We urge you as Minister for Aboriginal Affairs and your Government to change the current unsatisfactory Heritage Laws so this kind of outrageous behaviour by mining companies can never happen again.
Yours sincerely
Margaret Hinchey
For Anne Lane, Convenor, CCJP.
Response from the Minister
Dear Ms Hinchley
The destruction of the Juukan Gorge rock shelters is terribly upsetting for the traditional owners who have lost an irreplaceable spiritual and emotional connection to an ancestral past that continues to nourish their contemporary cultural life.
This incident highlights the current Aboriginal Heritage Act is woefully inadequate and why the McGowan Government is progressing modern Aboriginal heritage protection laws.
Under the current legislation, a section 18 Consent cannot be reviewed or revoked by the Aboriginal Cultural Material Committee or the Minister.
The McGowan Government is progressing new cultural heritage legislation to better protect Aboriginal heritage in Western Australia.
The proposed new Aboriginal Heritage legislation focuses on agreement-making between traditional owners and proponents.
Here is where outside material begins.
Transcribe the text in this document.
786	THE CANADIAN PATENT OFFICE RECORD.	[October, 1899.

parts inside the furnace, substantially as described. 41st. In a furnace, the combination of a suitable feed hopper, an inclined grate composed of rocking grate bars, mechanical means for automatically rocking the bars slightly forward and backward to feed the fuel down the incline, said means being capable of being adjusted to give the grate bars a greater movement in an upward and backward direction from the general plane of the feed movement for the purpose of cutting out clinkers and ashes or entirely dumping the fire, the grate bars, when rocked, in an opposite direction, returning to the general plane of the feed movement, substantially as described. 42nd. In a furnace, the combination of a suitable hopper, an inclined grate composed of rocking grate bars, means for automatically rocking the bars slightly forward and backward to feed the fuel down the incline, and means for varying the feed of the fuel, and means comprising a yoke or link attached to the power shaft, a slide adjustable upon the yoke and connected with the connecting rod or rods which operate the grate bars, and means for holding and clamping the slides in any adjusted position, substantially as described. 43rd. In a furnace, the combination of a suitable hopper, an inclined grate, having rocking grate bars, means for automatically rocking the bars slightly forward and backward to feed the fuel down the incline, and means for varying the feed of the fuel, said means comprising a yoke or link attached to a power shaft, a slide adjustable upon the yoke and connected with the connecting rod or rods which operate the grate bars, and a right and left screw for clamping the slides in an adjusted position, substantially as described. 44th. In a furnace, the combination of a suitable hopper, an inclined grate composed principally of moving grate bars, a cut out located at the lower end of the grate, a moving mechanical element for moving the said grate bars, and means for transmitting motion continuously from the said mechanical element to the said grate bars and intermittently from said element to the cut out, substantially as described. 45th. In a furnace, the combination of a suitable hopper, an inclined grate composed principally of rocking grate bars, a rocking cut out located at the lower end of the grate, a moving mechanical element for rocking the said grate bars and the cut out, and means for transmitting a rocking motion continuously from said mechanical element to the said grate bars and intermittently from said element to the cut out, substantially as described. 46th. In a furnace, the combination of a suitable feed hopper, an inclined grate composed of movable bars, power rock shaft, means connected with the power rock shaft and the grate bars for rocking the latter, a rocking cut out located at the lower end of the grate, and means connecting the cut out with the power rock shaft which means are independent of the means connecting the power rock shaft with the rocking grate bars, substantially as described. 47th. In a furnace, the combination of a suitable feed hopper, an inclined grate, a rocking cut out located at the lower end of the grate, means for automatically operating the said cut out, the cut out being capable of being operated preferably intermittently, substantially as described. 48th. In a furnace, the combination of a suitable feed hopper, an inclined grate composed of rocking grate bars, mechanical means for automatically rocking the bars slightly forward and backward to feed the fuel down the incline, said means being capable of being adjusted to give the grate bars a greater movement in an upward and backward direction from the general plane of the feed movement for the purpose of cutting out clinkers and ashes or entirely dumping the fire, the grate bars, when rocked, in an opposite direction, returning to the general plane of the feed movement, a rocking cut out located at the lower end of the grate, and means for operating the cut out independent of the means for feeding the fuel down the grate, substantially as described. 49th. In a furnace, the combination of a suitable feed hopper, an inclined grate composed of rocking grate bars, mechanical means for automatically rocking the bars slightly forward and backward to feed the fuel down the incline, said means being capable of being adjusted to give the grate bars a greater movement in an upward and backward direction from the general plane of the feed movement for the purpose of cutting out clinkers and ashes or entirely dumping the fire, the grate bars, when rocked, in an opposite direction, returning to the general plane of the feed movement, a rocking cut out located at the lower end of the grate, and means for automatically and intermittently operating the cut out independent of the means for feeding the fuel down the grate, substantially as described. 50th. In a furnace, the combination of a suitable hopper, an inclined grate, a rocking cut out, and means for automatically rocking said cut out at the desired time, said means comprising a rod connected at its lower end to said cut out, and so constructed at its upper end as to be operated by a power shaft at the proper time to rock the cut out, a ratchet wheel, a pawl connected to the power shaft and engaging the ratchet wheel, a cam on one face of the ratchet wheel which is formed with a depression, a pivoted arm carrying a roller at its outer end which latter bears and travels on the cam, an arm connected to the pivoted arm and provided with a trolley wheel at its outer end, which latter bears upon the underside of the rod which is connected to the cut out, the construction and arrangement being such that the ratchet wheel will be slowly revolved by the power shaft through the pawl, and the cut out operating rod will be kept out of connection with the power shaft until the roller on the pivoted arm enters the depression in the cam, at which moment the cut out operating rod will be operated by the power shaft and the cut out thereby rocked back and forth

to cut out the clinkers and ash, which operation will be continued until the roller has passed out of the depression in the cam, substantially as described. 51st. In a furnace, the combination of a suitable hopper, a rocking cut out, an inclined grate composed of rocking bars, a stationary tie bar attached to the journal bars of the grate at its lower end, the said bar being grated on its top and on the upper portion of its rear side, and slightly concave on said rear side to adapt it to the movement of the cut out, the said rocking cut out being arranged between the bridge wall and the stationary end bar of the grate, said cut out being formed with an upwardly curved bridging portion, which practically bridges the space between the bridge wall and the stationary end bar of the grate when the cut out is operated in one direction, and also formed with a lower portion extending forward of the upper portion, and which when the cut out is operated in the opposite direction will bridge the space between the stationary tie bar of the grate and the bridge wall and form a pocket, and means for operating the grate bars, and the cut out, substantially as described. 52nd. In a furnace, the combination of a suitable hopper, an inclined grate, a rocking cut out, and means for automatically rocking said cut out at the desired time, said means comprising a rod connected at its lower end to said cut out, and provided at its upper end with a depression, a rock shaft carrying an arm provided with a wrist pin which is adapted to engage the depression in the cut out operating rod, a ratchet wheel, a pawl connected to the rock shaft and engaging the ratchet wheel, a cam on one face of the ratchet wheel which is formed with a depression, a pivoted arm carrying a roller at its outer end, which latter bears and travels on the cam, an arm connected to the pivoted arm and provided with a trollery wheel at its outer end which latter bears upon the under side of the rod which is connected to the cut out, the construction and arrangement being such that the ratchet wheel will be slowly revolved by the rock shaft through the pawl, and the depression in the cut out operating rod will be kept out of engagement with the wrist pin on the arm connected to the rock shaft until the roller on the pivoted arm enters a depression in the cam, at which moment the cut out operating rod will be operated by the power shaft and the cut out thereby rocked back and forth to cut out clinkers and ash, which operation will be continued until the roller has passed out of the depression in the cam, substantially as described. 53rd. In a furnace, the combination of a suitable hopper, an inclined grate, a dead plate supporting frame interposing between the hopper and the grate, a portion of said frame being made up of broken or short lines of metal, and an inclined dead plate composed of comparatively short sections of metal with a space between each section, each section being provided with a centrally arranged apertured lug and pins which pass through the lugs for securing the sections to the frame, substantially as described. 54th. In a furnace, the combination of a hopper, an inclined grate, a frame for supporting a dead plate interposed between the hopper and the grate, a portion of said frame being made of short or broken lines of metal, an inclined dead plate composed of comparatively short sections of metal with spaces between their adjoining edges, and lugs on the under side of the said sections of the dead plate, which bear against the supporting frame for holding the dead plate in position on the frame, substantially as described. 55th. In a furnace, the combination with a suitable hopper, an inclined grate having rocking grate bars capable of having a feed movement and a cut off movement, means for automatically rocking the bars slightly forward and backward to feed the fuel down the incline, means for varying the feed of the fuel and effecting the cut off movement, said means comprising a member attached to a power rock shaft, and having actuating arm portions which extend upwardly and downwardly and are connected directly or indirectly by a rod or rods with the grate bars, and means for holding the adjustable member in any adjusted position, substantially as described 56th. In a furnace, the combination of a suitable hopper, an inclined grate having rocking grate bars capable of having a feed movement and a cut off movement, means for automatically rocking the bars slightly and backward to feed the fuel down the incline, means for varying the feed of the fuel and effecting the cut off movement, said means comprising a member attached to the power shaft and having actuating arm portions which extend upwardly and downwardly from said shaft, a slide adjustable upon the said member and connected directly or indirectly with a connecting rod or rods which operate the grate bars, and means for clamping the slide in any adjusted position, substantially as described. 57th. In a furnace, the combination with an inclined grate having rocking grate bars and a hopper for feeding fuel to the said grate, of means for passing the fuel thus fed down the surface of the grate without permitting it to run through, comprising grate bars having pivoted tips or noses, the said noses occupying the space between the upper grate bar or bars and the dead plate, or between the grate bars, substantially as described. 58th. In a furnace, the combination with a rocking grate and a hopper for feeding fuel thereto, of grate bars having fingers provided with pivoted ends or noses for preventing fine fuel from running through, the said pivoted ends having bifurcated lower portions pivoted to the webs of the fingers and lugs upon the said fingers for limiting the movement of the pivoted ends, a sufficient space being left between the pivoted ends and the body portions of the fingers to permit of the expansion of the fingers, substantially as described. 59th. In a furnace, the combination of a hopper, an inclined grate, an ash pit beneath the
It will provide for agreements between traditional owners and proponents to include a process to consider new information that may come to light, and allow the parties to be able to amend the agreements by mutual consent. The legislation will also provide options for appeal should either party not be compliant with the agreement.
The section 18 process under the current legislation will not exist in the proposed new legislation.
Thank you for your interest in this matter.